Appeal by the defendant from a judgment of the Supreme Court, Kings County (Konviser, J.), rendered February 10, 2006, convicting him of robbery in the second degree, criminal possession of a weapon in the fourth degree, and criminal possession of stolen property in the fifth degree, upon a jury verdict, and imposing sentence. Justice Belen has been substituted for Justice Chambers (see 22 NYCRR 670.1 [c]).
Ordered that the judgment is affirmed.
The defendant contends that the trial court erred in denying his request to submit the lesser-included offense of robbery in the third degree to the jury. However, the defendant's conduct, as perceived by the complainant, was the display of a gun within the meaning of Penal Law § 160.10 (2). Thus, a reasonable view of the evidence would not support the conclusion that the crime occurred without the display of a gun (see People v Cooper, 294 AD2d 592 [2002]; People v Ruiz, 220 AD2d 466 [1995]; People v Maynard, 211 AD2d 505 [1995]; People v Mays, 178 AD2d 557 [1991]). Accordingly, the defendant's request for a charge on the lesser-included offense of robbery in the third degree was properly denied.

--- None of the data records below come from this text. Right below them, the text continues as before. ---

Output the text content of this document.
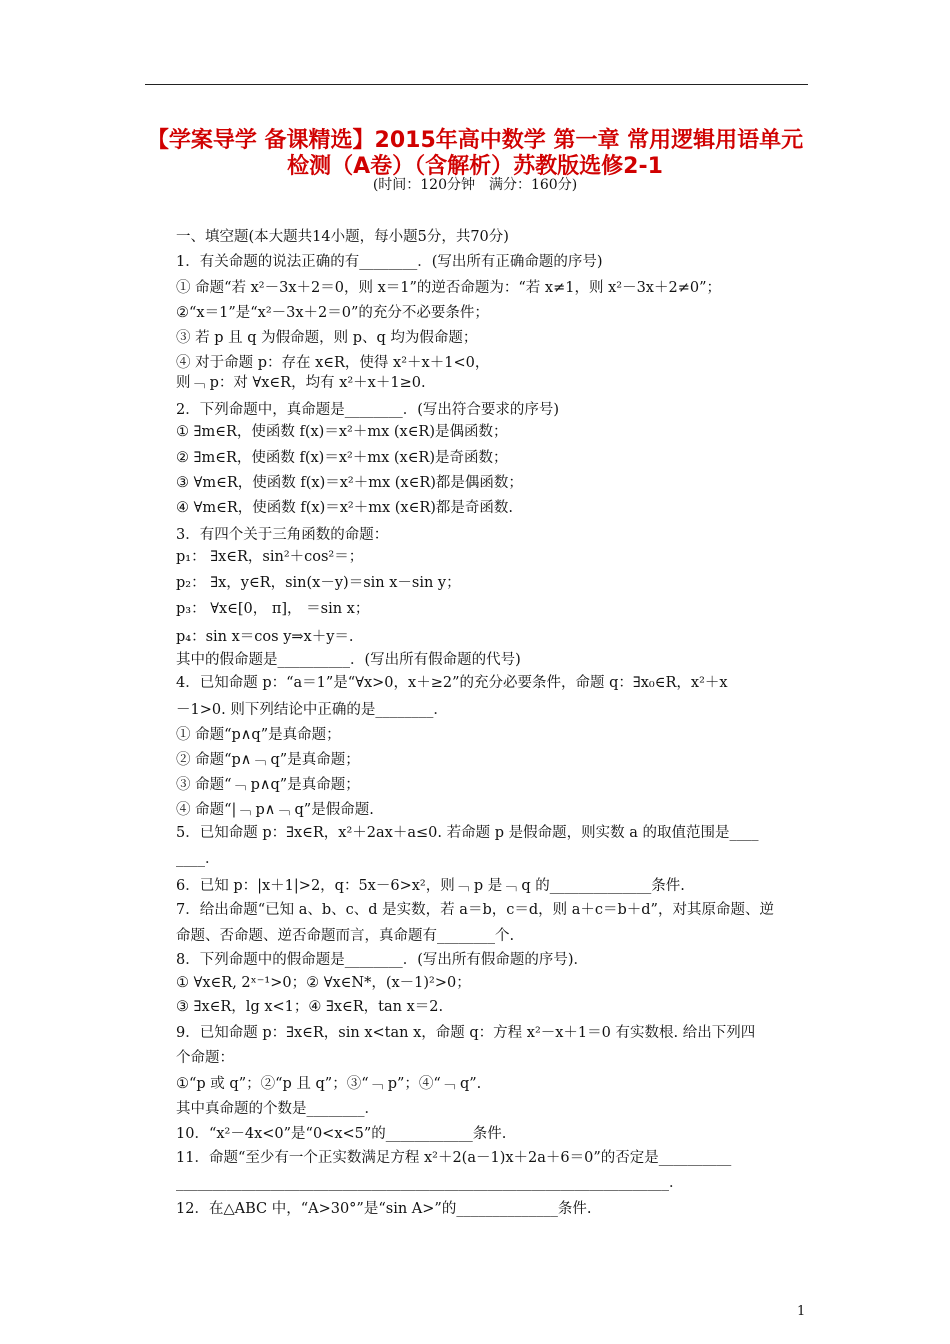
【学案导学 备课精选】2015年高中数学 第一章 常用逻辑用语单元
检测（A卷）（含解析）苏教版选修2-1
(时间：120分钟　满分：160分)
一、填空题(本大题共14小题，每小题5分，共70分)
1．有关命题的说法正确的有________．(写出所有正确命题的序号)
① 命题“若 x²－3x＋2＝0，则 x＝1”的逆否命题为：“若 x≠1，则 x²－3x＋2≠0”；
②“x＝1”是“x²－3x＋2＝0”的充分不必要条件；
③ 若 p 且 q 为假命题，则 p、q 均为假命题；
④ 对于命题 p：存在 x∈R，使得 x²＋x＋1<0，
则﹁ p：对 ∀x∈R，均有 x²＋x＋1≥0.
2．下列命题中，真命题是________．(写出符合要求的序号)
① ∃m∈R，使函数 f(x)＝x²＋mx (x∈R)是偶函数；
② ∃m∈R，使函数 f(x)＝x²＋mx (x∈R)是奇函数；
③ ∀m∈R，使函数 f(x)＝x²＋mx (x∈R)都是偶函数；
④ ∀m∈R，使函数 f(x)＝x²＋mx (x∈R)都是奇函数.
3．有四个关于三角函数的命题：
p₁： ∃x∈R，sin²＋cos²＝；
p₂： ∃x，y∈R，sin(x－y)＝sin x－sin y；
p₃： ∀x∈[0， π]， ＝sin x；
p₄：sin x＝cos y⇒x＋y＝.
其中的假命题是__________．(写出所有假命题的代号)
4．已知命题 p：“a＝1”是“∀x>0，x＋≥2”的充分必要条件，命题 q：∃x₀∈R，x²＋x
－1>0. 则下列结论中正确的是________．
① 命题“p∧q”是真命题；
② 命题“p∧﹁ q”是真命题；
③ 命题“﹁ p∧q”是真命题；
④ 命题“|﹁ p∧﹁ q”是假命题.
5．已知命题 p：∃x∈R，x²＋2ax＋a≤0. 若命题 p 是假命题，则实数 a 的取值范围是____
____．
6．已知 p：|x＋1|>2，q：5x－6>x²，则﹁ p 是﹁ q 的______________条件.
7．给出命题“已知 a、b、c、d 是实数，若 a＝b，c＝d，则 a＋c＝b＋d”，对其原命题、逆
命题、否命题、逆否命题而言，真命题有________个.
8．下列命题中的假命题是________．(写出所有假命题的序号)．
① ∀x∈R, 2ˣ⁻¹>0；② ∀x∈N*，(x－1)²>0；
③ ∃x∈R，lg x<1；④ ∃x∈R，tan x＝2.
9．已知命题 p：∃x∈R，sin x<tan x，命题 q：方程 x²－x＋1＝0 有实数根. 给出下列四
个命题：
①“p 或 q”；②“p 且 q”；③“﹁ p”；④“﹁ q”.
其中真命题的个数是________．
10．“x²－4x<0”是“0<x<5”的____________条件.
11．命题“至少有一个正实数满足方程 x²＋2(a－1)x＋2a＋6＝0”的否定是__________
____________________________________________________________________．
12．在△ABC 中，“A>30°”是“sin A>”的______________条件.
1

Moreover, the trial court properly refused to charge the non-inclusory concurrent count of grand larceny in the fourth degree (see CPL 300.40 [3] [a]; People v Leon, 7 NY3d 109, 113-114 [2006]).
The sentence imposed was not excessive (see People v Suitte, 90 AD2d 80 [1982]). Miller, J.P., Dillon, McCarthy and Belen, JJ., concur.